I didn’t mean to imply that analysis about colonialism wasn’t happening in America - or that there wasn’t a history of colonialism. Just that it generally doesn’t dominate discourse around race. In New Zealand it does dominate the discourse about race (possibly sometimes in a problematic way, where Maori - and pacific - and Pakeha are the only options).
I guess that means for our analysis is that the material reasons for this racism - the theft of land - are really close to the surface. There has been theft of Maori land rights as little as two years ago, and that is where the politics of race start. I don’t see racism as starting with the creation of whiteness, but with the theft of land and resources. The ideology justifies the theft, the theft doesn’t come from the ideology.
BFP - obviously America is based on colonialism as much as NZ is. But America is obviously also built in slavery. It makes sense to me that analysis of racism would be different in a country that had a history of both slavery and colonialism, from a country that didn’t have a history of slavery.
You’re absolutely right the last insult of colonialism is to deny that it ever existed, and the battle is to unhide that history.
i see what you’re saying, maia, and it is tricky. Obviously, if we look at historical events in the current context, then it would seem that racism preceeded White Supremacy as there were acts of genocide and colonization against indigenous and Black people before the definition of Whiteness (or Blackness, for that matter) was solidified. However, how can racism preceed race?

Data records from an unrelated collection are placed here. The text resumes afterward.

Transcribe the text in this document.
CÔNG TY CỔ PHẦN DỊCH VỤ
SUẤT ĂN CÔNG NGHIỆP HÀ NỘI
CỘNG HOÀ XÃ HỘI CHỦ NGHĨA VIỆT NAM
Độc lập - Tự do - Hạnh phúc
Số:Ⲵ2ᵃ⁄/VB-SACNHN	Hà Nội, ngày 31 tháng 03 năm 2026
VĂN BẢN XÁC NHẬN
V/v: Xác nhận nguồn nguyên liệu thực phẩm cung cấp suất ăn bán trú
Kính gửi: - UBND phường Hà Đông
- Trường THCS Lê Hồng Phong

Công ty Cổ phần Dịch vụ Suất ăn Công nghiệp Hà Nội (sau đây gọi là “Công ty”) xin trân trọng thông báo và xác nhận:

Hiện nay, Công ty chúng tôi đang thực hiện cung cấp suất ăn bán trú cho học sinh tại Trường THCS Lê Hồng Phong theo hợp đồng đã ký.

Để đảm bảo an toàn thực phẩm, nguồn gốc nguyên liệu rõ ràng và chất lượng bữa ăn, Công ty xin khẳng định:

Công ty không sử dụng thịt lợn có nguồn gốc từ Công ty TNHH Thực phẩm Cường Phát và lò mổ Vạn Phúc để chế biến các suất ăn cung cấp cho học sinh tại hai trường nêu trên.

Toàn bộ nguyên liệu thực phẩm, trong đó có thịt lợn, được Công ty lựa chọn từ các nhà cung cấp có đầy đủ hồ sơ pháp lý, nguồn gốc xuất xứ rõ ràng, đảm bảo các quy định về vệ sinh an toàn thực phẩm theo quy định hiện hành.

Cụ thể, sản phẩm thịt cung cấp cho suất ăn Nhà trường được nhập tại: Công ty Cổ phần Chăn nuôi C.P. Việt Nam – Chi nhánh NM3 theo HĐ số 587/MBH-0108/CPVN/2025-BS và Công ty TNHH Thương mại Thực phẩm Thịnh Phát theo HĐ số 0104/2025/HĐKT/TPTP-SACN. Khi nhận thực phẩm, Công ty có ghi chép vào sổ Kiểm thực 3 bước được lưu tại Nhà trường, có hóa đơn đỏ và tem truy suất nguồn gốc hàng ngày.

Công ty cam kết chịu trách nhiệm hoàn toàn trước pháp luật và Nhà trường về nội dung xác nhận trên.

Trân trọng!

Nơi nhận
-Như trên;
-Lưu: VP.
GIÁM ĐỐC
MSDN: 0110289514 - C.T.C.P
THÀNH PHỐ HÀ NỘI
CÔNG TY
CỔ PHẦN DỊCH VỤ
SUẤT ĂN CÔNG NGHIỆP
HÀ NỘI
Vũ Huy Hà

The concept of race was created as a way to normalize the unearned power and privileges of wealthy White Europeans and European decendents. It was that belief of supremacy that fully convinced the colonizers that they had the god-given right to the land they stole. They were fully convinced that their decendency from the European superpowers gave them the power to conquer and enslave the inferior ’savages’. I’d say this was the beginning of White Supremacist thought. The ’savages’ at this point were not quite fully defined in contrast to Whiteness, but rather viewed akin to the less-than-humyn savages of, say, Ireland or Scotland. The enslaved Africans were beginning to be moved away from the ’savage’ category and into the category of Blackness. After all, they could no longer be defined as savage once they were incorporated into ‘civilization’ (even if that incorporation was as less-than-humyn). So they were racialized as humyn, but not quite the superior specimen of humyn as the property-owning euroamerican man. First Nations people, however, remained ’savage’ and were not racialized until fairly recently (after almost complete genocide). So in the case of colonization, i know that this immature idea of race and racial superiority played some role in it, but it also seems to be something a bit more. What you’d call it, i don’t know. Seems like an awkward mix between manifest destiny, speciesism (if the ’savages’ weren’t humyn then they were some other inferior animal species), and racial superiority (racism).
In short:), i think it was the theft of land, resources, and humyns, as well as the campaigns of genocide that helped to define race, racism, and White Supremacy. But i’d agree, the fucked up things that White people have done started before they fully identified as White.